Emergency crews are searching for a person who was reportedly in a Toronto storm drain tunnel when they were swept into a waterway after a bout of heavy rain. Police tape is shown in Toronto, Tuesday, May 2, 2017. THE CANADIAN PRESS/Graeme Roy

TORONTO — Emergency crews say a teenager has died after getting caught in a Toronto storm drain tunnel during a bout of heavy rain. 

Toronto fire says it received a call around 1:20 a.m. Friday about a person who was swept into the water at Earl Bales Park, the site of a large stormwater management pond in the area of North York.

Toronto Fire Services Capt. Dan Vieira says one teenager managed to get out of the water and then sought someone else to call police to search for his missing friend.

Vieira confirms the missing teen was found dead and the family has been notified.

Vieira says reports suggest this was a case of misadventure after the two teens ventured into the storm drain system and were overcome by rushing water in the tunnel as a rainstorm moved over the city.  

Toronto police say the teens entered the sewer system by lifting a manhole cover and travelling approximately 300 metres in the tunnel before the water came in and swept them through the system.

"One of the individuals was very luckily hanging onto the side of the bank to save himself and the other person unfortunately drowned and succumbed to his injuries," Vieira said. 

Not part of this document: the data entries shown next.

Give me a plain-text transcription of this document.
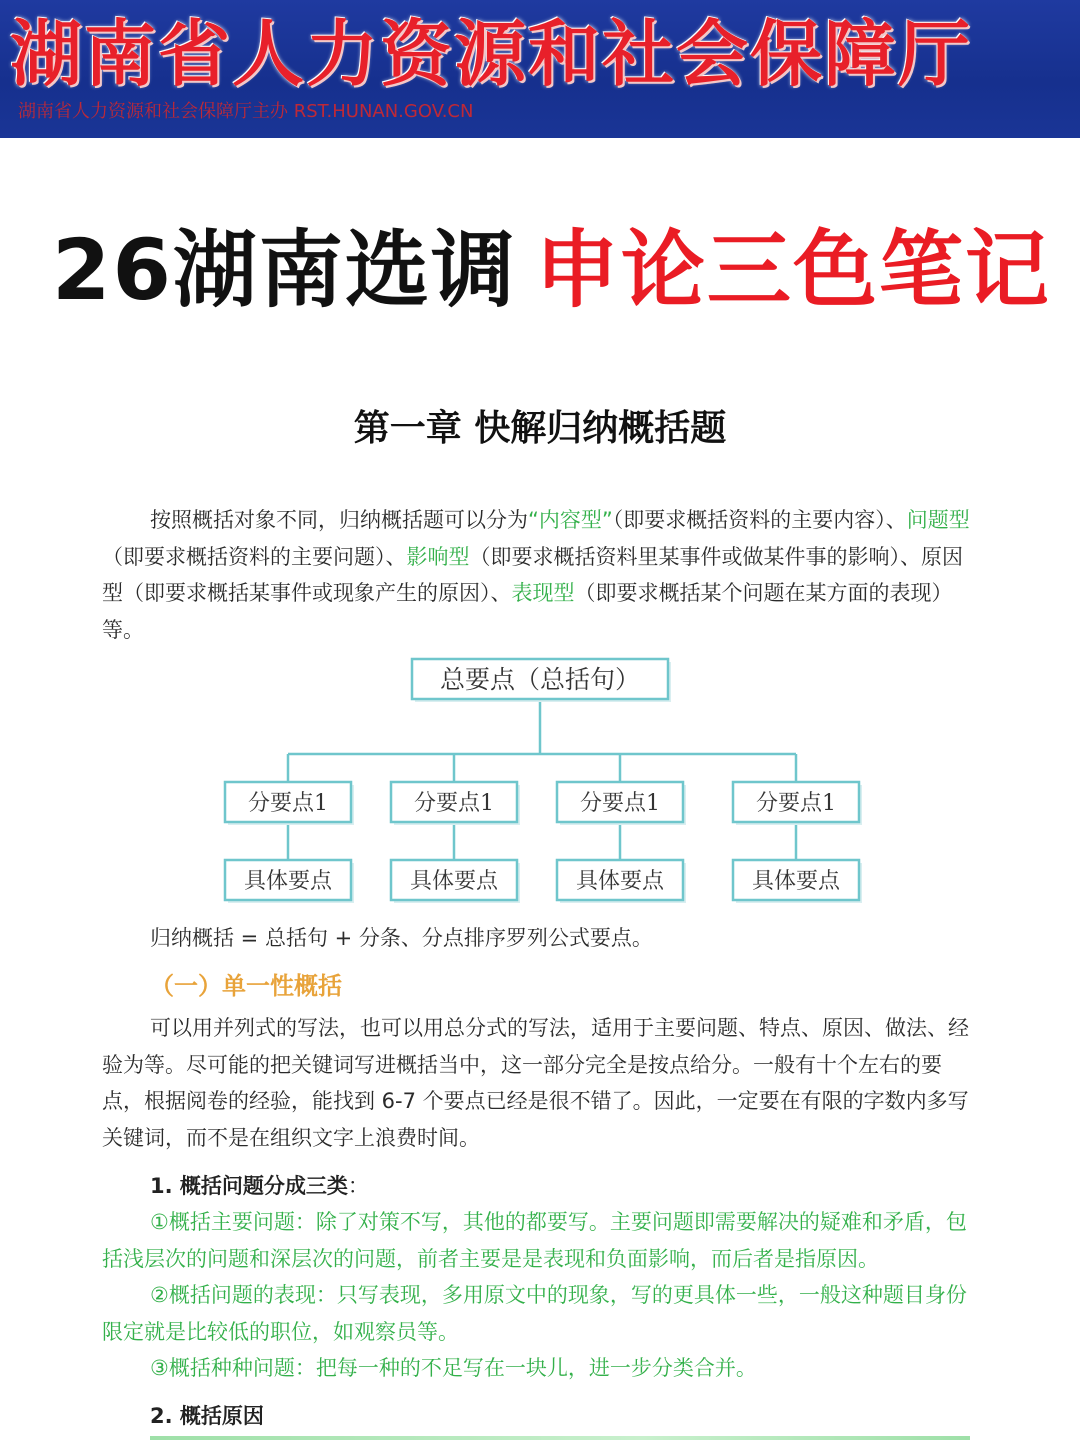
湖南省人力资源和社会保障厅
湖南省人力资源和社会保障厅主办 RST.HUNAN.GOV.CN
26湖南选调 申论三色笔记
第一章 快解归纳概括题

按照概括对象不同，归纳概括题可以分为“内容型”（即要求概括资料的主要内容）、问题型（即要求概括资料的主要问题）、影响型（即要求概括资料里某事件或做某件事的影响）、原因型（即要求概括某事件或现象产生的原因）、表现型（即要求概括某个问题在某方面的表现）等。

总要点（总括句）
分要点1
具体要点
分要点1
具体要点
分要点1
具体要点
分要点1
具体要点
归纳概括 = 总括句 + 分条、分点排序罗列公式要点。
（一）单一性概括

可以用并列式的写法，也可以用总分式的写法，适用于主要问题、特点、原因、做法、经验为等。尽可能的把关键词写进概括当中，这一部分完全是按点给分。一般有十个左右的要点，根据阅卷的经验，能找到 6-7 个要点已经是很不错了。因此，一定要在有限的字数内多写关键词，而不是在组织文字上浪费时间。

1. 概括问题分成三类：

①概括主要问题：除了对策不写，其他的都要写。主要问题即需要解决的疑难和矛盾，包括浅层次的问题和深层次的问题，前者主要是是表现和负面影响，而后者是指原因。

②概括问题的表现：只写表现，多用原文中的现象，写的更具体一些，一般这种题目身份限定就是比较低的职位，如观察员等。

③概括种种问题：把每一种的不足写在一块儿，进一步分类合并。

2. 概括原因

Toronto police say marine units were searching the area and remain on scene with Toronto Fire Services. They say the investigation continues, but at this time there is nothing suspicious about the incident.

Police say signage warning people of high water levels and to "stay out of the sewer system" were visible.

Environment Canada reported about nine millimetres of rainfall in Toronto on Thursday and the city was briefly under a severe thunderstorm watch in the late evening.